Literary Hollywood

Bruce Wagner

With the Oscars near, we asked Bruce Wagner, author of the upcoming novel I Met Someone (Blue Rider Press, March 1, 2016) and the screenplay for Maps to the Stars (directed by David Cronenberg), about his favorite Hollywood book.

"Jean Stein's West of Eden [Random House, February 2016] is the best, most elegiac so-called Hollywood book I've read in a long, long while--like Weegee's warped, transcendent Tinseltown photographs, it delivers, though it's suffused by a wack Santa Ana lyricism that, while quaintly exotic to an outsider, is tender, melancholy and heartbreaking for those of us who grew up within its borders. The resulting mosaic is high-lit Dreamtown for real. And yet: a reviewer in the Guardian wrote, "What this bizarre material needs is the transforming touch of a real writer... you can only imagine what James Salter or Richard Yates would have done with the set-up. It could have been so much more." This, of an oral history! Madness. But critics have always lost it when it comes to assessing so-called literary Hollywood. They go goo-goo-ga-ga for Robert Stone's Children of Light and Zeroville but take a righteous p*** on the real thing.

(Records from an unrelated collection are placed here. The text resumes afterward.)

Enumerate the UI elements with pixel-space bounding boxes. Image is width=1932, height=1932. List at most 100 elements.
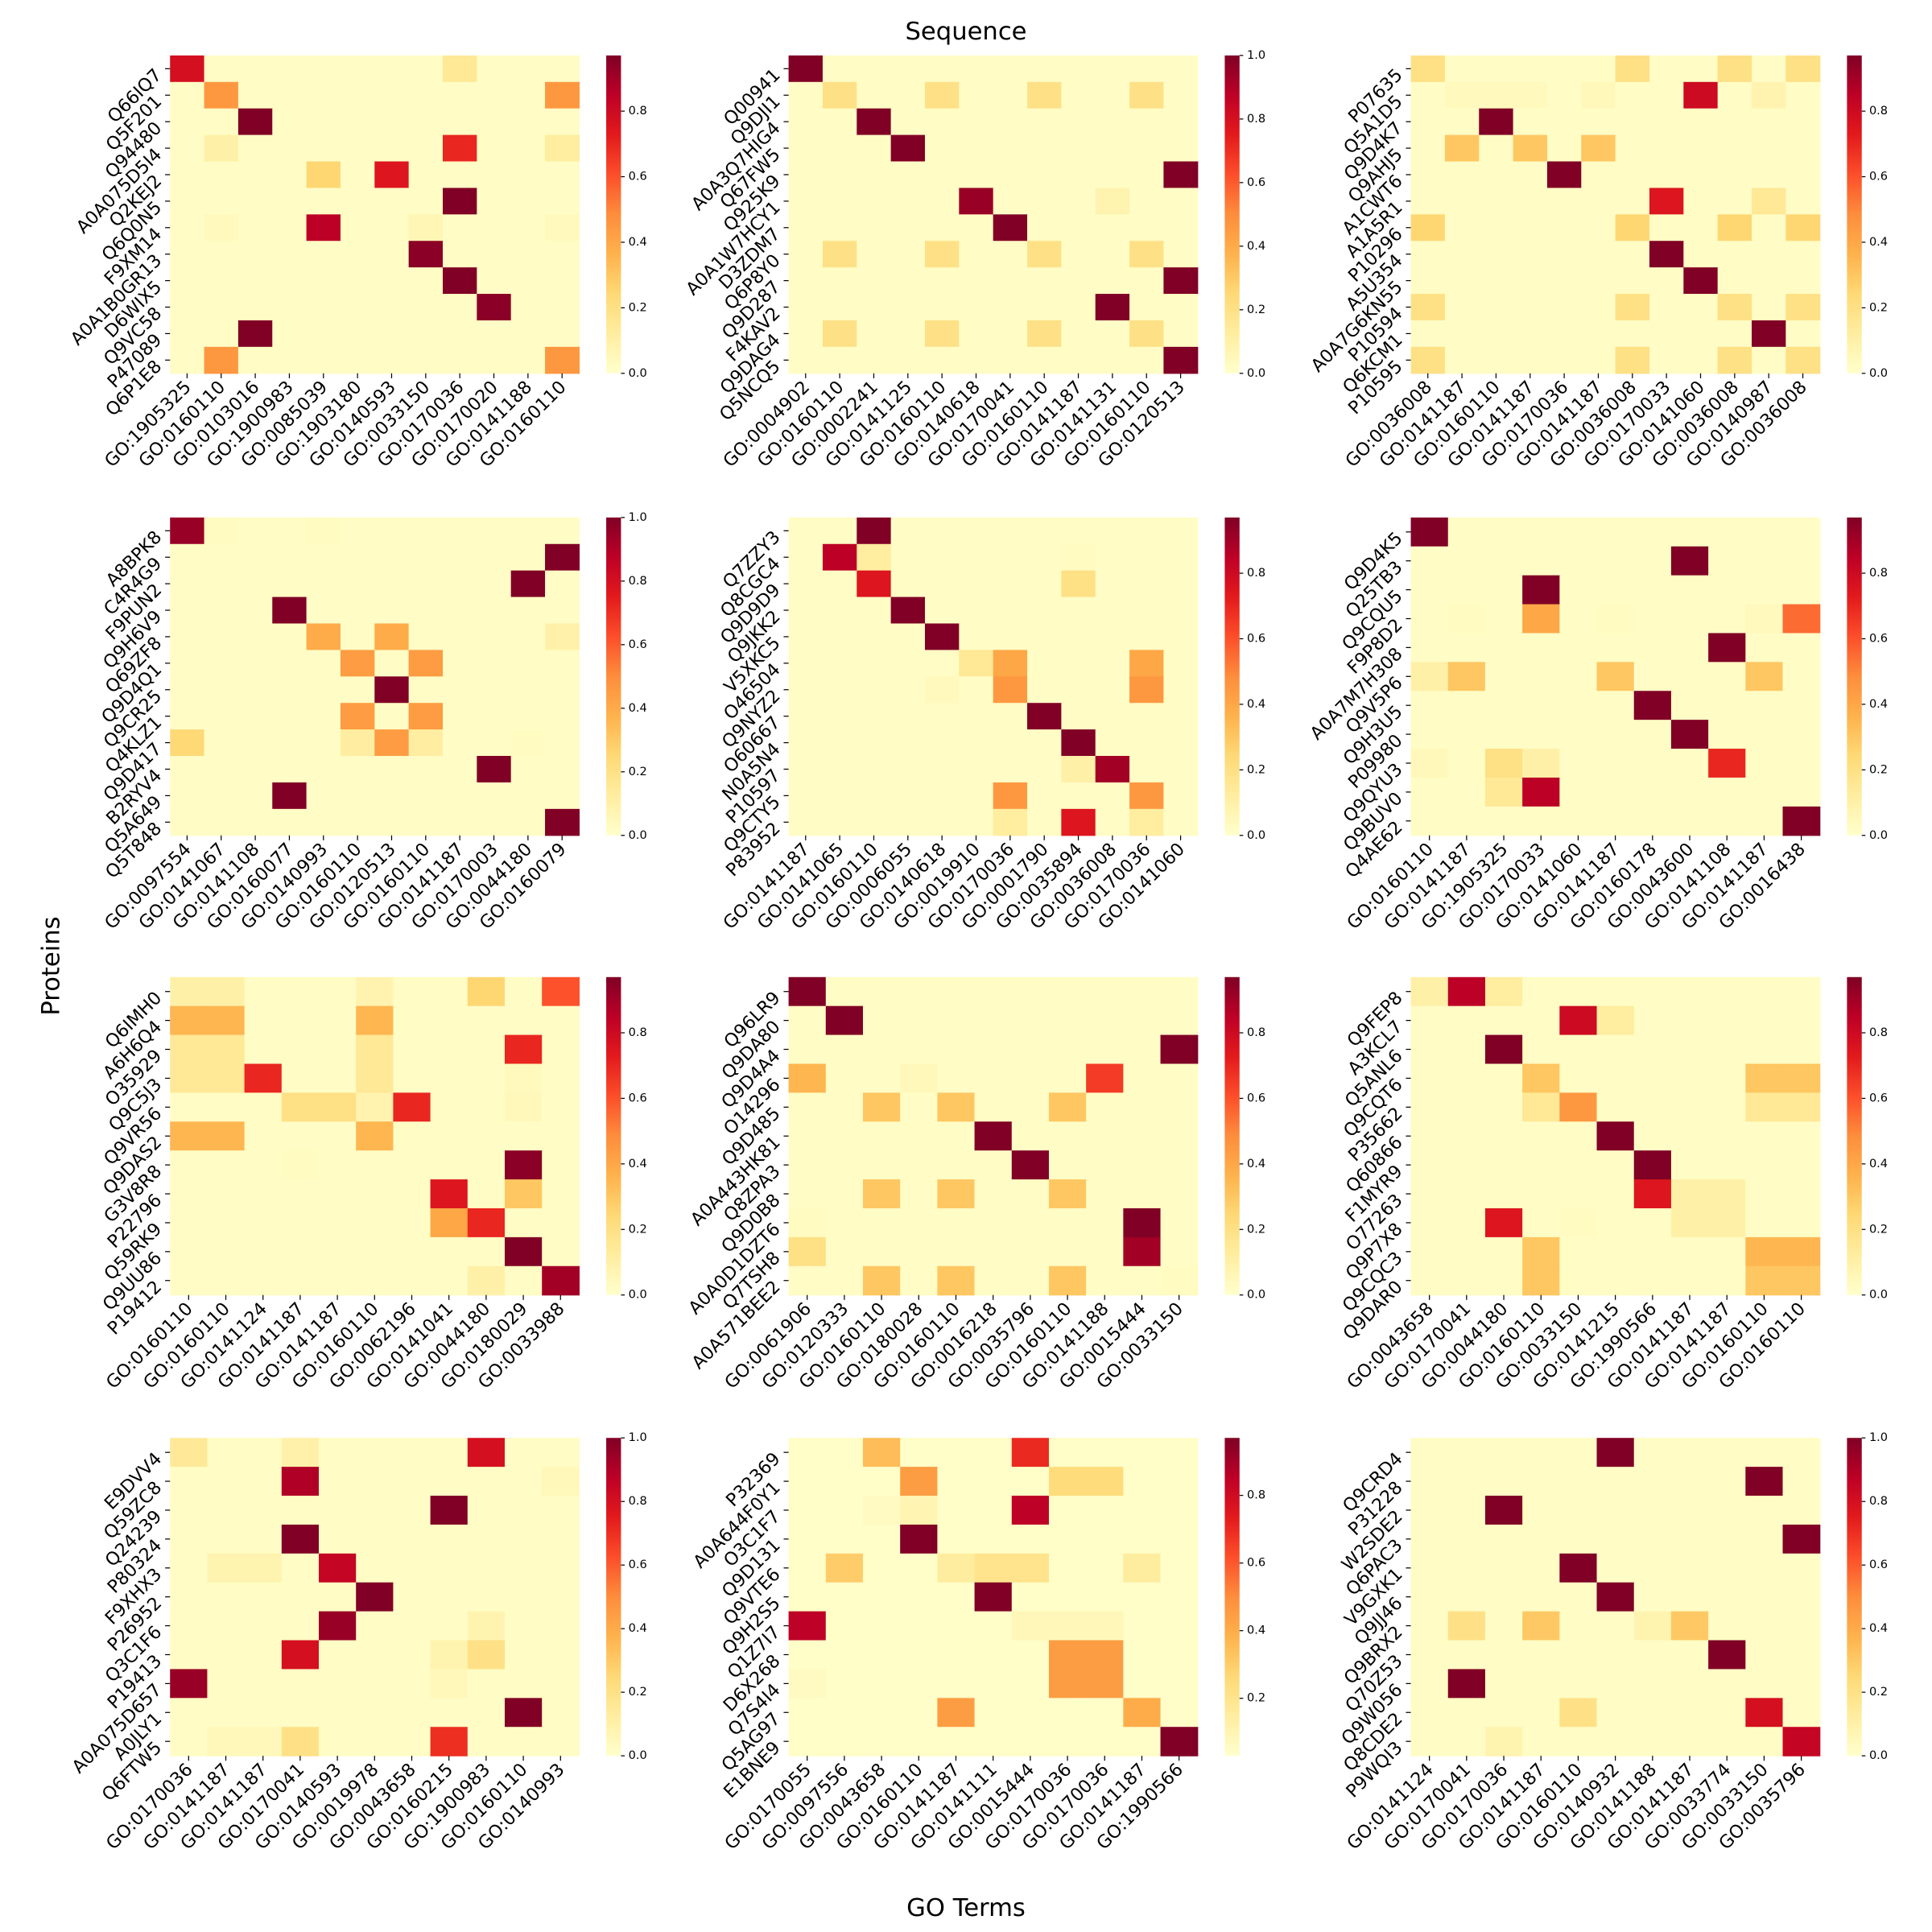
heatmap-cell [1596, 1698, 1635, 1728]
heatmap-cell [788, 161, 824, 189]
heatmap-cell [545, 134, 580, 163]
heatmap-cell [1086, 1467, 1124, 1496]
heatmap-cell [937, 1467, 976, 1496]
heatmap-cell [1410, 1524, 1449, 1554]
heatmap-cell [1129, 81, 1165, 109]
heatmap-cell [1484, 1121, 1523, 1151]
heatmap-cell [1086, 1524, 1124, 1554]
heatmap-cell [393, 1467, 431, 1496]
heatmap-cell [1752, 108, 1786, 136]
heatmap-cell [1484, 720, 1523, 749]
heatmap-cell [477, 81, 512, 109]
heatmap-cell [993, 214, 1028, 242]
heatmap-cell [1683, 241, 1719, 268]
heatmap-cell [281, 1467, 320, 1496]
heatmap-cell [545, 650, 580, 677]
heatmap-cell [443, 320, 477, 348]
heatmap-cell [281, 1438, 320, 1468]
heatmap-cell [1782, 1150, 1821, 1180]
heatmap-cell [356, 1582, 394, 1612]
heatmap-cell [788, 320, 824, 348]
heatmap-cell [900, 1265, 938, 1296]
heatmap-cell [1447, 1467, 1486, 1496]
heatmap-cell [862, 1669, 901, 1699]
heatmap-cell [545, 188, 580, 215]
heatmap-cell [504, 1265, 543, 1296]
heatmap-cell [1745, 1236, 1784, 1267]
heatmap-cell [1633, 777, 1672, 807]
heatmap-cell [1447, 1121, 1486, 1151]
heatmap-cell [1479, 294, 1514, 321]
heatmap-cell [1129, 703, 1165, 730]
heatmap-cell [1163, 703, 1199, 730]
heatmap-cell [959, 623, 994, 651]
heatmap-cell [504, 1236, 543, 1267]
heatmap-cell [825, 1640, 864, 1670]
heatmap-cell [356, 976, 394, 1007]
heatmap-cell [408, 134, 444, 163]
heatmap-cell [545, 267, 580, 295]
heatmap-cell [1670, 1438, 1709, 1468]
colorbar [1224, 55, 1240, 374]
heatmap-cell [374, 570, 410, 598]
heatmap-cell [822, 543, 857, 572]
heatmap-cell [467, 1063, 506, 1093]
heatmap-cell [822, 134, 857, 163]
heatmap-cell [374, 676, 410, 704]
heatmap-cell [1160, 1582, 1199, 1612]
heatmap-cell [890, 320, 926, 348]
heatmap-cell [788, 1698, 827, 1728]
heatmap-cell [974, 1236, 1013, 1267]
heatmap-cell [959, 650, 994, 677]
heatmap-cell [170, 1698, 208, 1728]
colorbar [606, 976, 621, 1295]
heatmap-cell [1633, 1582, 1672, 1612]
heatmap-cell [306, 55, 341, 83]
heatmap-cell [900, 1582, 938, 1612]
heatmap-cell [1129, 346, 1165, 374]
heatmap-cell [281, 1179, 320, 1209]
heatmap-cell [510, 517, 546, 545]
heatmap-cell [1581, 346, 1616, 374]
heatmap-cell [1513, 108, 1548, 136]
colorbar [606, 55, 621, 374]
heatmap-cell [788, 756, 824, 783]
heatmap-cell [204, 214, 239, 242]
heatmap-cell [1027, 81, 1062, 109]
heatmap-cell [504, 976, 543, 1007]
heatmap-cell [393, 1034, 431, 1065]
heatmap-cell [340, 346, 375, 374]
heatmap-cell [443, 808, 477, 836]
heatmap-cell [207, 1121, 246, 1151]
heatmap-cell [862, 1698, 901, 1728]
heatmap-cell [1027, 267, 1062, 295]
heatmap-cell [1011, 1236, 1050, 1267]
heatmap-cell [1484, 1582, 1523, 1612]
heatmap-cell [1670, 1611, 1709, 1641]
heatmap-cell [890, 81, 926, 109]
heatmap-cell [825, 1092, 864, 1122]
heatmap-cell [306, 676, 341, 704]
heatmap-cell [937, 976, 976, 1007]
heatmap-cell [1129, 108, 1165, 136]
heatmap-cell [1596, 1669, 1635, 1699]
heatmap-cell [862, 1179, 901, 1209]
heatmap-cell [1123, 1438, 1162, 1468]
heatmap-cell [504, 1092, 543, 1122]
heatmap-cell [822, 294, 857, 321]
heatmap-cell [1484, 1150, 1523, 1180]
colorbar-tick-label: 0.4 [1869, 1158, 1888, 1170]
heatmap-cell [1785, 188, 1821, 215]
heatmap-cell [993, 676, 1028, 704]
heatmap-cell [1011, 1208, 1050, 1238]
heatmap-cell [1123, 1640, 1162, 1670]
heatmap-cell [1522, 1640, 1560, 1670]
heatmap-cell [1745, 720, 1784, 749]
heatmap-cell [1027, 294, 1062, 321]
heatmap-cell [1447, 749, 1486, 778]
heatmap-cell [1633, 1467, 1672, 1496]
heatmap-cell [788, 1208, 827, 1238]
heatmap-cell [822, 241, 857, 268]
heatmap-cell [504, 1698, 543, 1728]
heatmap-cell [857, 134, 892, 163]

"There's an extraordinary section about a schizophrenic gal whose Bel-Air shrink, Judd Marmor (who I tried to scam when I was in my 20s--another story), hired a roundelay of young men, including artist Ed Moses, to chaperone her at the family hovel on the Pacific Coast Highway. Like any native, I've worshipped at the sacred, scary Church of PCH all my life; if you're from this city, odds are you've had childhood friends who died on that highway (my middle school crush, Lewis Snyder) or known folks who've been crippled while crossing it (Ben Vereen). If you're of a certain age, you bring as much to this book as it brings to you. You can be younger too, and adopt a virtual, collective unconscious mythos-nostalgia--to wit, Lana Del Rey's mystic, soft Santa Ana obsession with Bel-Air, Malibu, Wilshire Boulevard.

"As a reader, you can be the more of 'so much more.' What a concept."